DW Kim, chief operating officer at Samsung Engineering, tells MEED that the company’s ambitious growth plans meant that the contractor is looking to diversify its operations. The company wants to generate $30bn of new orders and revenues of $20bn by 2015.

“We need to increase our markets and to achieve our 2015 goals, we will have to increase our non-hydrocarbon areas as well as maintain our hydrocarbon growth,” he adds. “In the GCC countries we need to expand our market share in Qatar and Kuwait, as well as looking further afield like Russia, the CIS [Commonwealth of Independent States] and Africa.”

The company will pursue work in four new sectors: aluminium, steel, power and water.

“Over the past four years we have prepared for extending our [non-hydrocarbon] operations overseas, especially in the Middle East,” Kong says. “You will see us win aluminium, water, power plant and steel mill projects. This year I think there will be a minimum of one project for each.”

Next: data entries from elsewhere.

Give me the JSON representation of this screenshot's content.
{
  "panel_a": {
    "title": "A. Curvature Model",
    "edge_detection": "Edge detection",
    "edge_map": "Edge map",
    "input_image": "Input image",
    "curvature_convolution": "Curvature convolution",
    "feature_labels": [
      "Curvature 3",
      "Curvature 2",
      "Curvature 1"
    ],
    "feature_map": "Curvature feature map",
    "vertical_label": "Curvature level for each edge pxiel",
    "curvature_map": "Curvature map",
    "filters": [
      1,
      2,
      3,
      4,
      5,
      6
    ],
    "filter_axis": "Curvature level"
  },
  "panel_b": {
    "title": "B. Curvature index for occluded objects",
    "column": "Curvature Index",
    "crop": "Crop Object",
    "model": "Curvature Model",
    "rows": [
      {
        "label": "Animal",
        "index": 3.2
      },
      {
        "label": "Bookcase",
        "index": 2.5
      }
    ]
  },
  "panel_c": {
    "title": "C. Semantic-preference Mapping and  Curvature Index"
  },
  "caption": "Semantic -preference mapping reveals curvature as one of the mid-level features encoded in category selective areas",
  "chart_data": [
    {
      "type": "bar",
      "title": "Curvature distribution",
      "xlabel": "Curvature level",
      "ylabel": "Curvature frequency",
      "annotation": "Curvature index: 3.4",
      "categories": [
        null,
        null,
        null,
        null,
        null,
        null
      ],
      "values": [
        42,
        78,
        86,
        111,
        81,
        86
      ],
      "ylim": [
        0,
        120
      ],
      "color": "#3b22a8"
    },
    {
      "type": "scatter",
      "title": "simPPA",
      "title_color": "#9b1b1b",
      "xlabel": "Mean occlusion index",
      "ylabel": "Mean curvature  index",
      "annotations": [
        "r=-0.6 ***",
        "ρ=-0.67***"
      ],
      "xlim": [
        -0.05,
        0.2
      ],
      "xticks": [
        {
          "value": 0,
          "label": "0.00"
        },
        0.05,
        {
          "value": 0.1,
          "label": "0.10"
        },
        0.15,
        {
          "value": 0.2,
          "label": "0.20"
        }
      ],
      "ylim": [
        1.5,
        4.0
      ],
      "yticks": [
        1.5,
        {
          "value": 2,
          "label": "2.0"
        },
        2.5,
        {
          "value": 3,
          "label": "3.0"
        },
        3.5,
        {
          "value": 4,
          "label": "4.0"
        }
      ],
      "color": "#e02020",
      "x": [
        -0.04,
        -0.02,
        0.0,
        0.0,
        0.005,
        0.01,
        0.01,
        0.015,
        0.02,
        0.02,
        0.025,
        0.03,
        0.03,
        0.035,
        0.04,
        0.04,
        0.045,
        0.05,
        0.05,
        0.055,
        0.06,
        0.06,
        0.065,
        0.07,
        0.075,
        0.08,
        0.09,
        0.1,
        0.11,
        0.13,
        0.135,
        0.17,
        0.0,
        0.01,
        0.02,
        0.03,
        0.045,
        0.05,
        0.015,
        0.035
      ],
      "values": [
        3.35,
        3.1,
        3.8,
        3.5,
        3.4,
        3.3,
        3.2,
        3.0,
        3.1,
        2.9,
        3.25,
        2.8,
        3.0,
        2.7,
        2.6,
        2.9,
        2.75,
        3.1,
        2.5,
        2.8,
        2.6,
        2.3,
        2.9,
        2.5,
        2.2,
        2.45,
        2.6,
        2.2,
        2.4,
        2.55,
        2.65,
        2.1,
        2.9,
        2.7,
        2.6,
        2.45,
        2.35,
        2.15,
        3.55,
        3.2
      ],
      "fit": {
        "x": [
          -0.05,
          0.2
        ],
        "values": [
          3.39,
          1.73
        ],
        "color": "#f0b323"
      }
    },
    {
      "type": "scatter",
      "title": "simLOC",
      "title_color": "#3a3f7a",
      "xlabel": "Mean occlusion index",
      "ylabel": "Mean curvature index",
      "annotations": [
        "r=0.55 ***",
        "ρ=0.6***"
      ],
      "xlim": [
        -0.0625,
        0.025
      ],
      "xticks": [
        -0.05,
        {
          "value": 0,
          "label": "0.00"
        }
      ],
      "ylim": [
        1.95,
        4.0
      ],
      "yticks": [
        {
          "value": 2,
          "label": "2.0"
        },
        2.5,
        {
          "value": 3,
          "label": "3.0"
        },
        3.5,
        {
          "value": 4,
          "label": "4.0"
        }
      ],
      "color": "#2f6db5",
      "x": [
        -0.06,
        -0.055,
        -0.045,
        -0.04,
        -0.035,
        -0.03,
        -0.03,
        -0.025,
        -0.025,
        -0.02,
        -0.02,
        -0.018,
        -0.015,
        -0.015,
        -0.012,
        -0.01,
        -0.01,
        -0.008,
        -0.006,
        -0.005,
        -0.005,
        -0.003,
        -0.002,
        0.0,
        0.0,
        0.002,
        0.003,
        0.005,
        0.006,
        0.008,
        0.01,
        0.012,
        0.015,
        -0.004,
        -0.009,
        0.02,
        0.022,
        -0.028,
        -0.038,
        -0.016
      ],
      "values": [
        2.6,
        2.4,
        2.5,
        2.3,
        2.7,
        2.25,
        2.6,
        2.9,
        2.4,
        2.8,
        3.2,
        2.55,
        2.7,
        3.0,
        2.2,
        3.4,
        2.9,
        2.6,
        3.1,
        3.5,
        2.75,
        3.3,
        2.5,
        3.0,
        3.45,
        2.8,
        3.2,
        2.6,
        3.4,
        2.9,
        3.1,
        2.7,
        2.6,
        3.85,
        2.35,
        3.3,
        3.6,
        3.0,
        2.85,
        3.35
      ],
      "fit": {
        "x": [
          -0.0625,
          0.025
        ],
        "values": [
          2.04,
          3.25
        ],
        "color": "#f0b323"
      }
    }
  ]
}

Samsung Engineering plans to tap into opportunities in Iraq, Kim adds.

“We plan to send a delegation to Iraq before the first half of this year. We will send some guys to travel, see what the market situation is and when the projects are going to be ready,” Kim says. “That will give us a much clear view of the market. Many other companies are planning to re-enter the Iraq market, but it is not ready yet,” he adds.